Elliott Carter turned 100 today (Dec. 11, 2008). Love his music, hate it, or remain willfully ignorant of it, this much must be said for Carter's output from the time of his First String Quartet (1950): It embraced currents in music history with a completeness not found in the works of any other American composer. Carter has said that the music which first gripped him was Stravinsky and Schoenberg, which makes one wonder about the music he wrote up until age 40 or so, tonal (if sometimes difficult) music like the Symphony No. 1 and the Cello Sonata, works not like Stravinsky and Schoenberg at all. Only beginning in 1950 did he write music clearly influenced by those twin giants; only then did he become "Elliott Carter."
It has always interested me that this Big Change in Carter's music came while he was living in Tucson, Arizona, my hometown. That's where he wrote the First String Quartet, in which he set out in the direction of serialism and the avant-garde, a direction the composer maintained and still maintains after all these decades. In an interview in 2002 for National Public Radio, Carter said: "I got my second Guggenheim Fellowship in 1950 and I went with my family out to Tucson Arizona deciding that I would return to the kind of music I had been very interested in when I was young.... So I decided I'd write a string quartet that did the kind of things that I was hoping I'd do when I was very much younger. It was like the modern style of the early times. I had had all of these ideas in my head for a long time, but finally I began to make them all into a shape."

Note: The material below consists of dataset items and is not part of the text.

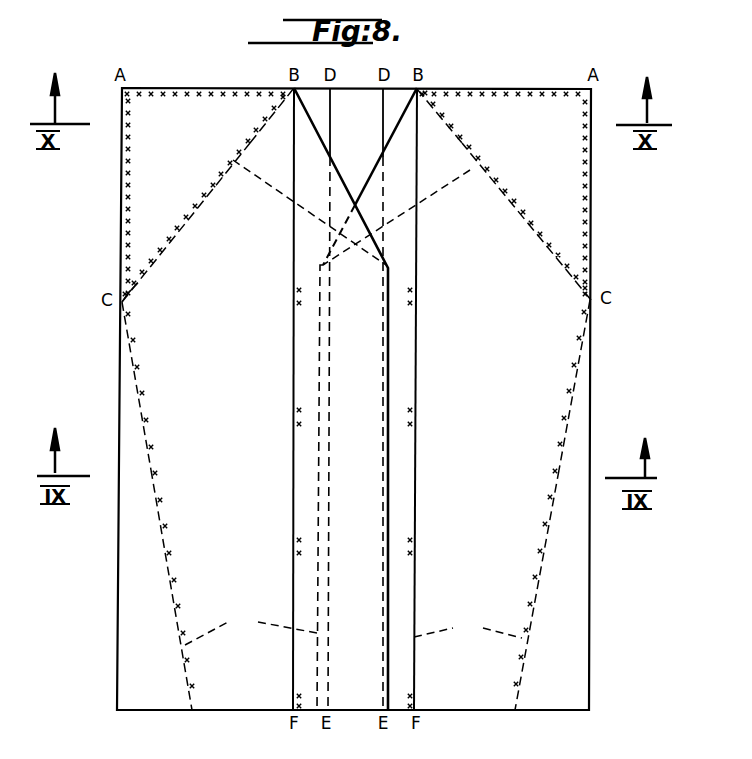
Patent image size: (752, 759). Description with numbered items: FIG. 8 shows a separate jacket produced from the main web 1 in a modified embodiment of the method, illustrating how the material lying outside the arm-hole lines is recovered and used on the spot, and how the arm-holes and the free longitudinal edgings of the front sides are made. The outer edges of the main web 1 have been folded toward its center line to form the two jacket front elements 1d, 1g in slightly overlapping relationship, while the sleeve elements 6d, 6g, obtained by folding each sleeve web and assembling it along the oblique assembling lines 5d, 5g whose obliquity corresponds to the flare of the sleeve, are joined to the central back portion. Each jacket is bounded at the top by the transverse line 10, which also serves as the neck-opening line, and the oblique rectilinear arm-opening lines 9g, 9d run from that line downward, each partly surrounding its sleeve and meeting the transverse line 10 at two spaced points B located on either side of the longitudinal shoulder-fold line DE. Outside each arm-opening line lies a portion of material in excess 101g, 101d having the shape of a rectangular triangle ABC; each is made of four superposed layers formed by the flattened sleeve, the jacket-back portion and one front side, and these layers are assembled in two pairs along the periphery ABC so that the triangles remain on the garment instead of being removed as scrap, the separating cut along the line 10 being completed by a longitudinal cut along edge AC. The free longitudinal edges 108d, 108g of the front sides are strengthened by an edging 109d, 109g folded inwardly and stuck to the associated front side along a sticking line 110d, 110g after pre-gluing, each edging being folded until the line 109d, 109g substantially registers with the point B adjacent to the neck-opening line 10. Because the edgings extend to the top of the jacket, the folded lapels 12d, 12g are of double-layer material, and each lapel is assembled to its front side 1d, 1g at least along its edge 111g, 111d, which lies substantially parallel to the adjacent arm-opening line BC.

The main web 1 is at (346, 100).
The transverse line 10 is at (362, 88).
The portion of material in excess 101g is at (140, 184).
The portion of material in excess 101d is at (572, 187).
The oblique rectilinear arm-opening line 9g is at (170, 250).
The oblique rectilinear arm-opening line 9d is at (535, 243).
The lapel edge 111g is at (250, 143).
The lapel edge 111d is at (450, 142).
The jacket front element 1g is at (158, 348).
The jacket front element 1d is at (542, 358).
The oblique assembling line 5g is at (170, 568).
The oblique assembling line 5d is at (540, 545).
The sleeve element 6g is at (251, 629).
The sleeve element 6d is at (468, 626).
The folded lapel 12g is at (268, 188).
The folded lapel 12d is at (432, 188).
The free longitudinal edge 108g is at (387, 467).
The free longitudinal edge 108d is at (317, 488).
The edging 109g is at (293, 522).
The edging 109d is at (417, 505).
The sticking line 110g is at (294, 412).
The sticking line 110d is at (412, 408).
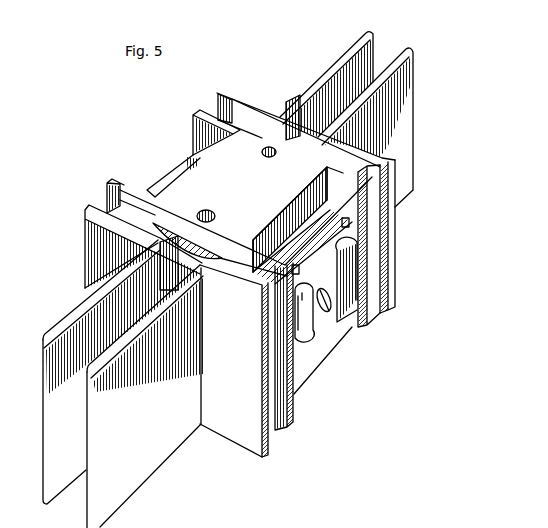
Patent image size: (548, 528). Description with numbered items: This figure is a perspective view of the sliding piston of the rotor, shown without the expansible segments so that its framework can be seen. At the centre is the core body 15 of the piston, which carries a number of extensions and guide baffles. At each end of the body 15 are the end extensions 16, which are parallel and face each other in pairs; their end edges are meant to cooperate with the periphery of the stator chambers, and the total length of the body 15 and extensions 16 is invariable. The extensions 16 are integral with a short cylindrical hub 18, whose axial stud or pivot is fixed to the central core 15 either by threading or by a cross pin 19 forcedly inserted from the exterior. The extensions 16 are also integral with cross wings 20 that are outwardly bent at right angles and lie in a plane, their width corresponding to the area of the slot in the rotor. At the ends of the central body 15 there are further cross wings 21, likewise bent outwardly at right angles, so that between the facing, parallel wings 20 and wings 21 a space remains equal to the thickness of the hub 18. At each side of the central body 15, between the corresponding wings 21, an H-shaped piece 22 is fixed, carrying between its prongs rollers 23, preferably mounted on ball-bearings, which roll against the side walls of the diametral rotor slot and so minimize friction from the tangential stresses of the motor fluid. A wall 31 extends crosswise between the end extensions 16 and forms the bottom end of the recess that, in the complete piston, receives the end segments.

The body 15 is at (193, 178).
The end extensions 16 is at (328, 67).
The cylindrical hub 18 is at (152, 230).
The cross pin 19 is at (200, 213).
The cross wings 20 is at (247, 104).
The cross wings 21 is at (200, 113).
The H-shaped piece 22 is at (187, 158).
The rollers 23 is at (350, 305).
The wall 31 is at (300, 133).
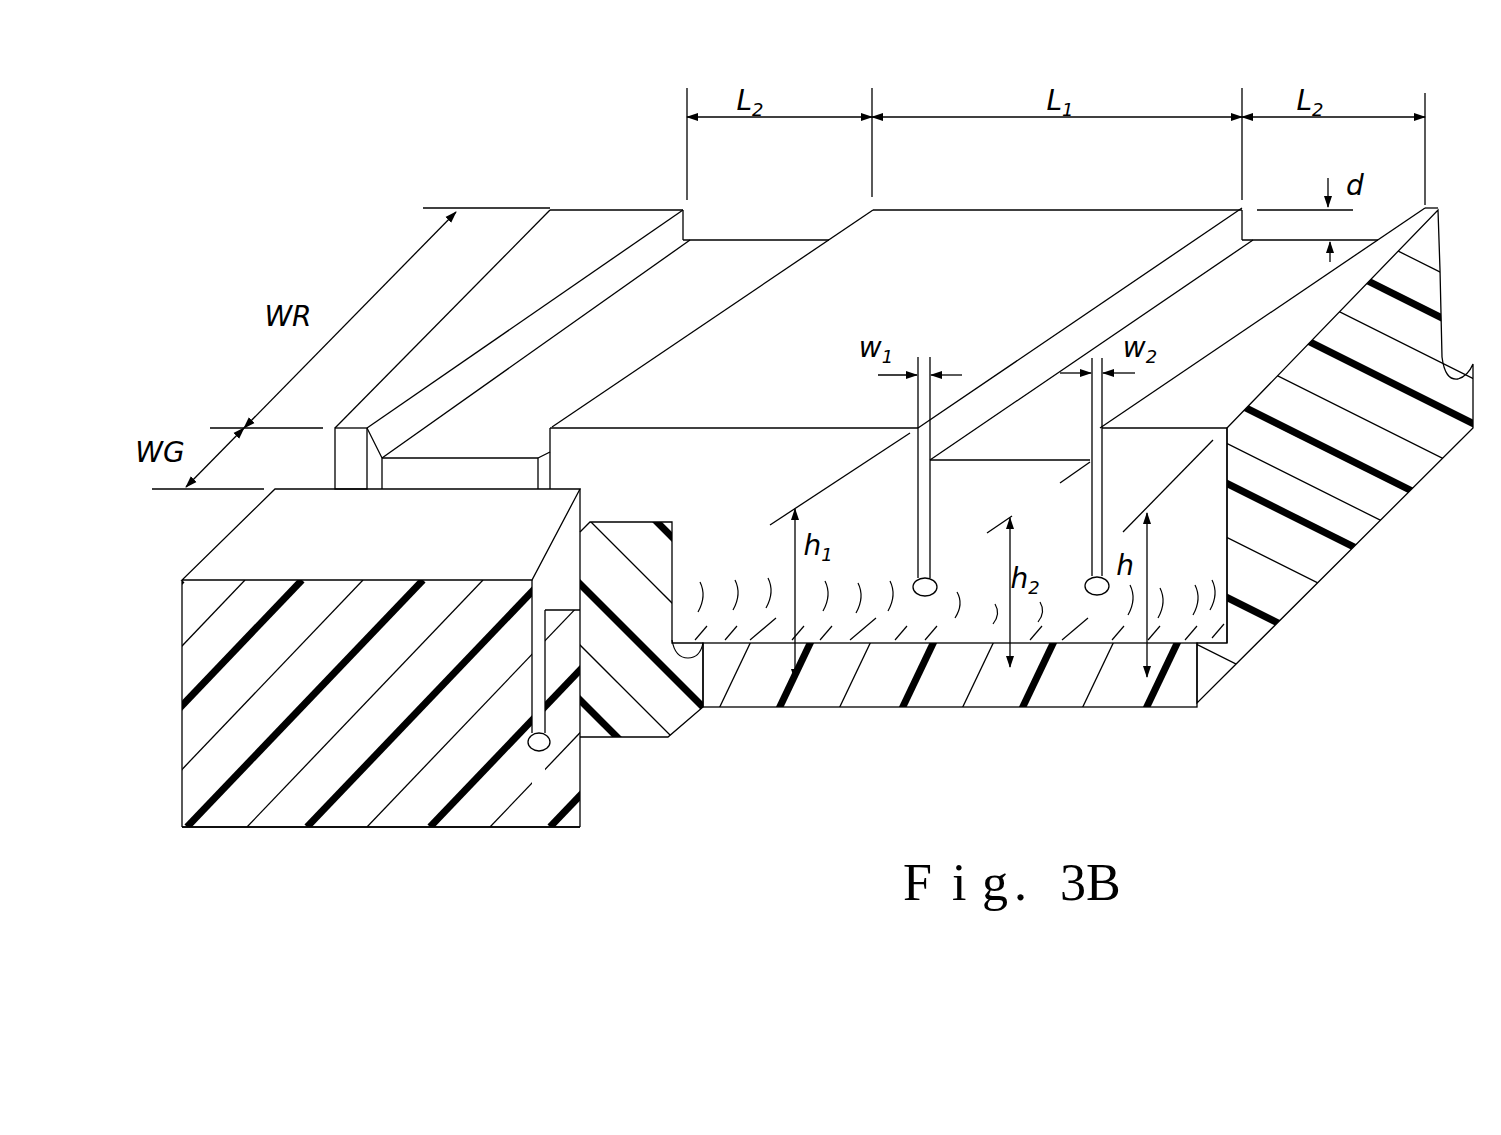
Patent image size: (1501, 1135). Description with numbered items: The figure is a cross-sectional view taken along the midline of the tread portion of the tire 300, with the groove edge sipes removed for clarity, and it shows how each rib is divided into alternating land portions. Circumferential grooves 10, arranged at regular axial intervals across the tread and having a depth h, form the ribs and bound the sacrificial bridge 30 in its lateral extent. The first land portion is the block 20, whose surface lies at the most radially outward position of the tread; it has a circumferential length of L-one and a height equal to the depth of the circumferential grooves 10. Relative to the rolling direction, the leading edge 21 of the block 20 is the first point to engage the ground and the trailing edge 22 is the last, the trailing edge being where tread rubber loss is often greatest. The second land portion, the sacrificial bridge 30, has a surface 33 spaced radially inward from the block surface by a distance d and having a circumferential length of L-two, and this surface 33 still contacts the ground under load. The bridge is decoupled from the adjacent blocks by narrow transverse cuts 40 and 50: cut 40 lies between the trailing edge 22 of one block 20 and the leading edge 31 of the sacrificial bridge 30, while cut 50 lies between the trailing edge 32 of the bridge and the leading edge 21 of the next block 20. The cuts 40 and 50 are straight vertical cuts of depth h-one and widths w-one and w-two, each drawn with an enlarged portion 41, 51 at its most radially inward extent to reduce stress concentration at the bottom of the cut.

To read this, it would seem the location (Tucson) was coincidental; the important thing was Carter's readiness to go back and explore the sounds of his youth. And yet, the question in my mind persists: Why did this happen in Arizona? I have a theory, which relates to the ancient Roman idea of "genius of place." This idea is simply that every place on earth has a kind of spirit, just as each era in history has its own "zeitgeist." The spirit of Arizona is as different from the New England and New York Carter knew as the 20th century was different from the 19th. Where the East Coast is green, Arizona is brown. Where East Coast vegetation thrives, Arizona's is spare. Where the skies are small in New England, they are enormous in Arizona, somehow spanning much more space. And so forth. The dryness and the heat, the lack of seasons -- all these things contribute to an Arizona genius that is much more in alignment with the dry, spacious, dissonance of Stravinsky/Schoenberg than anything found at Harvard, where Carter went to school.
My suggestion is that the genius of place had its effect on Carter, perhaps not directly, but certainly indirectly. I'll probably never know the composer's own thoughts on this, since I don't know him and have no access to him. But I'd like to think that artists, while not at the mercy of their surroundings, are somehow subtly in tune with them.
- Kenneth LaFave
This man is already old trying to do this kind of activities I think he should rest.